Il convegno del 7 luglio a Levico sulla Primavera di Tashkent (di Matteo Gozzi)

Si è tenuto il 7 luglio 2018 presso la sede della Biblioteca Archivio del CSSEO (Centro Studi sulla Storia dell’Europa Orientale) a Levico Terme il Convegno di studi “La primavera di Tashkent, l’Uzbekistan si apre al mondo”. L’evento ha visto la partecipazione di esperti dell’area appartenenti a diverse discipline di studio, che hanno offerto una panoramica del paese centroasiatico dal punto di vista storico, geopolitico, socioeconomico, commerciale e letterario.
L’intervento inaugurale del convegno è stato tenuto dallo storico Fernando Orlandi, che dal 1991 dirige il centro di studi. Il suo discorso è stato incentrato su una rivalutazione del ruolo che l’élite uzbeka ebbe nella nascita dell’Uzbekistan come Repubblica Federale all’interno dell’Unione Sovietica. Sebbene nel dibattito storiografico domini l’idea che la suddivisione dei territori dell’impero zarista da parte del governo sovietico abbia risposto a rigidi criteri etnolinguistici, sostiene Orlandi, la visione del mondo e le aspirazioni della classe dirigente uzbeka giocarono in realtà un ruolo significativo, determinando di fatto, tra le altre cose, alcuni dei successivi contrasti nella regione.
Fabio Indeo, ricercatore della NATO Defense College Foundation a Roma, ha invece trattato la politica estera uzbeka in relazione alla sicurezza e alla cooperazione regionale. Uno dei cardini dell’apertura del paese promossa dal presidente Mirziyoyev è infatti una maggior cooperazione con gli altri governi regionali, ma tale politica necessita inevitabilmente di una maggior porosità dei confini orientali e sud-orientali del paese, tra i quali quello con l’Afghanistan, e di conseguenza di una strategia di sicurezza che tenga conto, oltre che della minaccia rappresentata dall’integralismo islamico, anche dalle conflittualità emergenti da un’iniqua distribuzione delle risorse dell’area (soprattutto nella valle del Fergana).
Davide Cancarini, giornalista e ricercatore indipendente, ha analizzato le possibili implicazioni della fine dell’isolazionismo uzbeko dal punto di vista geopolitico. Nella regione centroasiatica, ricca di risorse minerarie, gas e petrolio, hanno infatti interessi sia gli Stati Uniti, sia la Repubblica Popolare Cinese, sia la Federazione Russa. L’Uzbekistan deve quindi pianificare le sue politiche in modo da trarre il massimo vantaggio dalle rivalità di queste potenze (e soprattutto in modo da non provocarne l’ira).

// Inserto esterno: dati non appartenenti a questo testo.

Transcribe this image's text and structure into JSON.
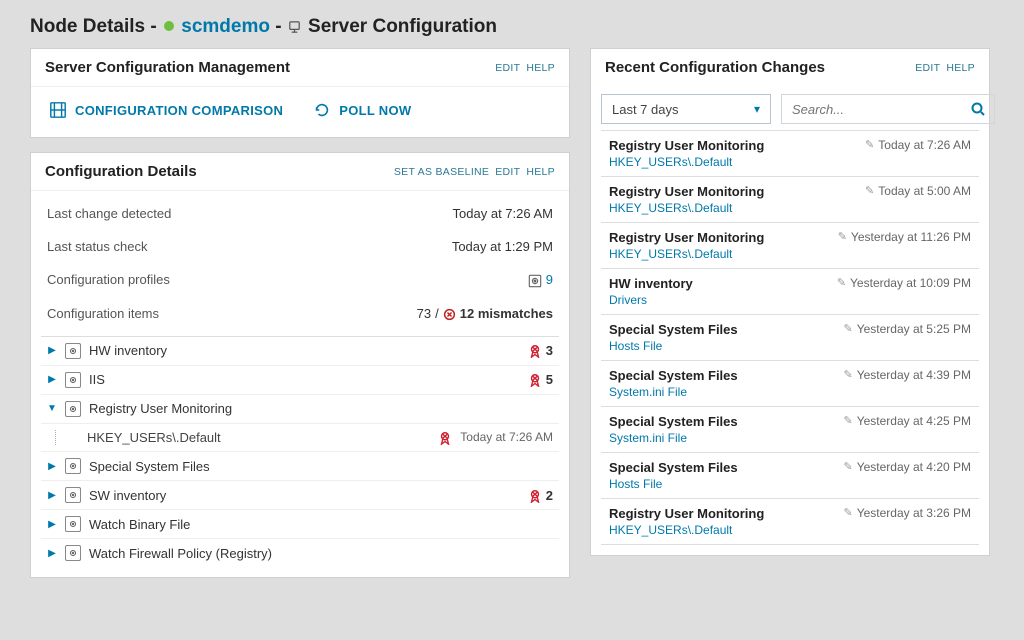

Eugenio Novario, avvocato tributarista ed editore della newsletter online di notizie economiche e geopolitiche Eurasian Business Dispatch, si è concentrato sulla cospicua attività di riforme economiche promossa dal presidente Mirziyoyev, evidenziando come esse abbiano le potenzialità per favorire lo sviluppo delle relazioni industriali tra l’Uzbekistan e l’Europa (l’Italia in particolare) e mettendo in luce le criticità di queste ultime e le opportunità per le aziende del nostro paese nei diversi settori del tessuto produttivo uzbeko.
Infine, il turcologo Ermanno Visintainer ha fornito una panoramica della letteratura uzbeka attraverso i testi di autori classici e contemporanei, mettendo in risalto le varie componenti che in essa trovano voce: dalla matrice persiana alla turchizzazione dell’epoca qarakhanide, passando per la letteratura chatagay dell’epoca timuride e il realismo socialista del XX secolo, fino ai giorni nostri, nei quali sembra emergere la consapevolezza di un’identità uzbeka rinnovata in seno al bacino culturale turcico.
Tutti questi interventi, insieme a quelli di Claudia Palazzo (MIREES, Forlì) e Michele Brunelli (Centro Studi sul Caspio e Università di Bergamo), confluiranno in una pubblicazione che vedrà le stampe nei prossimi mesi. Nel frattempo non possiamo che osservare come l’impetuoso corso degli eventi scatenato dall’avvento della presidenza Mirziyoyev continui a progredire, innescando nel paese dei cambiamenti dall’esito ancora incerto, ma dei quali sembra già impossibile invertire la rotta.